BEST MAGICAL BET: The costumes have been sewn and repaired, the props repainted, the Nutcracker Prince’s jaws oiled and the King Rat’s teeth sharpened. Hundreds of volunteer hours have gone into the annual, fabulous Homer Nutcracker Ballet. Even if you’ve seen it 34 times, there’s always something new, some clever twist to freshen up the holiday tradition. The ballet runs Saturday, Dec. 3, at 3 p.m. and 7:30 p.m.; Sunday, Dec. 4, at 3 p.m., Friday, Dec. 9, at 7:30 p.m. and Saturday, Dece. 10, at 3 p.m. Tickets are $18 adult, $13 advance and $20 adults, $15 child at the door. Tickets are available online at homernutcrackerproductions.com, at the Wildberry Building, 528 E. Pioneer Ave. on Mondays and Fridays, 3 p.m. to 6 p.m., at the Nutcracker booth at the Homer Nutcracker Faire on Saturday and Sunday, Dec. 3 and 4, at the door if available, and at River City Books in Soldotna. The Wednesday, Dec. 7, 7 p.m. show is kids attend free with a paid adult ticket, tickets are $20 and available at the Wildberry Products building and at the door as available.

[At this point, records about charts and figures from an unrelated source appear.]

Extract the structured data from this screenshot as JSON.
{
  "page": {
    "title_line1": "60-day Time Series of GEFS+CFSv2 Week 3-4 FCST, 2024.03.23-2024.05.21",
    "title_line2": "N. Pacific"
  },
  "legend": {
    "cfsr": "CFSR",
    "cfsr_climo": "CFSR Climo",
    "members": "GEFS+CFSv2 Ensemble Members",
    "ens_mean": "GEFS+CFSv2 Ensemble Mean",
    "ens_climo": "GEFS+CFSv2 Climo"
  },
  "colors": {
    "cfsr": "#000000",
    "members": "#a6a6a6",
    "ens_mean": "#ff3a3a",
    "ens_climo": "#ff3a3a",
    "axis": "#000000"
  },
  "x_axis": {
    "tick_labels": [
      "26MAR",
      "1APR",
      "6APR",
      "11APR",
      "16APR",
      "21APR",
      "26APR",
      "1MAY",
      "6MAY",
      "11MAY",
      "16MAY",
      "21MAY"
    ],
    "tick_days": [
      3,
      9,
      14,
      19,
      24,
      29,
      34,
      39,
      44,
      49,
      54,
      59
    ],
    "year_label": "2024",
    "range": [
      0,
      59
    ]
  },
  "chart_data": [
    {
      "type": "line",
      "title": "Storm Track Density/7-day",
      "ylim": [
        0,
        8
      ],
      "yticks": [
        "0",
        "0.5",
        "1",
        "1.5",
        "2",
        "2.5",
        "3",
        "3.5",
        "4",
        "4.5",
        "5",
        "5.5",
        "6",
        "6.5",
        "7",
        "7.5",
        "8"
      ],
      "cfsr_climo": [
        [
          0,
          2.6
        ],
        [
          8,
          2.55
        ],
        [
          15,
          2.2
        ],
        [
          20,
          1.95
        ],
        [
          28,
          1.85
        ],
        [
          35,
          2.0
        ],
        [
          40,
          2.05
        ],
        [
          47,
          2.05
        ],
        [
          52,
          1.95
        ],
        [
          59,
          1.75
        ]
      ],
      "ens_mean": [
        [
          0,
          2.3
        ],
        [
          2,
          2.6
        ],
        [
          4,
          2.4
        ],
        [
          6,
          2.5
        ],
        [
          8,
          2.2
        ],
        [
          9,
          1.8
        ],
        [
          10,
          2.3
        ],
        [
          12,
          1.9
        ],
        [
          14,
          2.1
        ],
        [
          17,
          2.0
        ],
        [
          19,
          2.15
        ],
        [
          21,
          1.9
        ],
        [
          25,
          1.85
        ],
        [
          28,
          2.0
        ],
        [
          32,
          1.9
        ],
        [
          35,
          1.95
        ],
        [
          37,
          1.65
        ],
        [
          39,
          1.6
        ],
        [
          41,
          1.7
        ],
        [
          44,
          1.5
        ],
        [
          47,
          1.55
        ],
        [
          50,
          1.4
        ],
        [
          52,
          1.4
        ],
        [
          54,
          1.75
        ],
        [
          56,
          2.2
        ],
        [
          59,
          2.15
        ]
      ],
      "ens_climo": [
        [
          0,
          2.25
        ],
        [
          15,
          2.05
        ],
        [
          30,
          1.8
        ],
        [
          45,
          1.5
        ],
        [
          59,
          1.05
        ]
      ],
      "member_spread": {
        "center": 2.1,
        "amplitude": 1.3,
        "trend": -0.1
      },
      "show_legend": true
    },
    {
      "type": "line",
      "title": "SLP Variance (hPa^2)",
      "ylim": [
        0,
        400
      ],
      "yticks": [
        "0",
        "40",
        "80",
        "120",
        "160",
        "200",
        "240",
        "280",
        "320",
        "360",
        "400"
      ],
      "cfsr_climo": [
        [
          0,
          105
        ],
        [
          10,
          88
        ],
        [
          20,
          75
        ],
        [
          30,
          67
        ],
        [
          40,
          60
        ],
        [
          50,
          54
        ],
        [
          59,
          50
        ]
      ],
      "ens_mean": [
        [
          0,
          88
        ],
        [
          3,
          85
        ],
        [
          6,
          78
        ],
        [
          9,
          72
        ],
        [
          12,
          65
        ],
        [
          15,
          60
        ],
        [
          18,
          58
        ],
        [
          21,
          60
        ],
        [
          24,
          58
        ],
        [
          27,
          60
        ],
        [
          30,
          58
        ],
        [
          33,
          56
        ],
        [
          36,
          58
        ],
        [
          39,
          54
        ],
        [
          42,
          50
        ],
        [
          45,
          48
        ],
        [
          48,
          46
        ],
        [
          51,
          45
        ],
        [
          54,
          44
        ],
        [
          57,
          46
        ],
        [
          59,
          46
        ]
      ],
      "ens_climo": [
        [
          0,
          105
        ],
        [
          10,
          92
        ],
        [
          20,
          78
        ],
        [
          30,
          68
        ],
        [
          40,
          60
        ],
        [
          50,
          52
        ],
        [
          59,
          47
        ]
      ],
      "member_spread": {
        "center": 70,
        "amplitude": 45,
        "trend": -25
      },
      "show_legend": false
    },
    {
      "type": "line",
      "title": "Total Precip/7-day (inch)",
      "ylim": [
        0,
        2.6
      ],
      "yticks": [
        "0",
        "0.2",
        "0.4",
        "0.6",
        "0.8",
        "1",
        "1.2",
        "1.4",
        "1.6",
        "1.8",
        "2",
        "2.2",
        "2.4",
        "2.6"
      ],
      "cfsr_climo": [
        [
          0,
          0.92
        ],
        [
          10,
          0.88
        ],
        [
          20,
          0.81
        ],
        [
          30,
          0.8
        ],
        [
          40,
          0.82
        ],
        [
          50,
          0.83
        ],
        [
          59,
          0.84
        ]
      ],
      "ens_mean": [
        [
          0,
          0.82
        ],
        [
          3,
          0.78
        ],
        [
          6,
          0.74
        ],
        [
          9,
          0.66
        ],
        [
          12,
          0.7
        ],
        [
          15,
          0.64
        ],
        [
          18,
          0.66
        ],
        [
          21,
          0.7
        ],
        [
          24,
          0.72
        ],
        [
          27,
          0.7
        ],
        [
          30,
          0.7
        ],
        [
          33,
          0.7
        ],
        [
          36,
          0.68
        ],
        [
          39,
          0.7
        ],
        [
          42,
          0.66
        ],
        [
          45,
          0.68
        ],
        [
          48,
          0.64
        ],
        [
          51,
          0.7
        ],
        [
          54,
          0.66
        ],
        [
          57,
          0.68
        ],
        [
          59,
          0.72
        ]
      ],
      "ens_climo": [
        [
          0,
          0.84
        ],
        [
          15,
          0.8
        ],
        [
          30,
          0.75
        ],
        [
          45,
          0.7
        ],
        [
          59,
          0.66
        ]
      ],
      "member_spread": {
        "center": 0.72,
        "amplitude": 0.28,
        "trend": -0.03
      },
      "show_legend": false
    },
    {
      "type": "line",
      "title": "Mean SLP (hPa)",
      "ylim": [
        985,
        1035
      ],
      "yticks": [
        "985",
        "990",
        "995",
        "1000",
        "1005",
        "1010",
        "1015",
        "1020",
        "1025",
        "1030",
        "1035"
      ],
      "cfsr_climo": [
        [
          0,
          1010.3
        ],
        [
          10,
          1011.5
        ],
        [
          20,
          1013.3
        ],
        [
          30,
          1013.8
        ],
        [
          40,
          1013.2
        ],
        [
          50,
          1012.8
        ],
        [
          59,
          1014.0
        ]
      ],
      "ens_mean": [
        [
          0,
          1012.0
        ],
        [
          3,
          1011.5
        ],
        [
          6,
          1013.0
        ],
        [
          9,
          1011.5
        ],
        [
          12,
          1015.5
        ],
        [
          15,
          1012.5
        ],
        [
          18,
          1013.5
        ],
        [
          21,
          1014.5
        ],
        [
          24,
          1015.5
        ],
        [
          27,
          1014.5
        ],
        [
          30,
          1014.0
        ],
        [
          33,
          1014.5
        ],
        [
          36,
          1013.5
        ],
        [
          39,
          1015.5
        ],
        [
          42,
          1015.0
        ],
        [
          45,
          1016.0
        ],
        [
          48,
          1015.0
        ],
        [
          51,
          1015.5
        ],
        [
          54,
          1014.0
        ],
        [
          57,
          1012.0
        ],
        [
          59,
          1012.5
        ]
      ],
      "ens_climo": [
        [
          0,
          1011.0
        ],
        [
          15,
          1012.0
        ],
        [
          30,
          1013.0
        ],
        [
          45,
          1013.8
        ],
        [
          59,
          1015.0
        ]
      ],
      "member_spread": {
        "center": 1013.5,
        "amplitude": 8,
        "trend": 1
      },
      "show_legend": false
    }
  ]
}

BEST HUMANITARIAN BET: Lucas Wilcox has been working in Ukraine since the first weeks of the war to establish the manufacturing capacity ARK needs to rapidly build sustainable wood-fired refugee camps with recycled materials.

At 5:30 – 6:30 p.m. on Thursday, Dec. 8 at Grace Ridge Brewery, Lucas Wilcox will speak about his work. ARK is building giant blizzard-proof wood-fired field-kitchens in Ukraine that cook 75 gallon meals without fossil fuels or electricity, as kamikaze drones destroy utility infrastructure before winter.

As a humanitarian, Lucas will discuss the ARK project and how busy people in a small town can have a positive impact on millions of people on the other side of the world.

As a world traveler, he will relay his firsthand experience traveling around a country at war.

And as a diligent student of geopolitics he will touch on some of the wider context that suggest scenarios for how the future will unfold.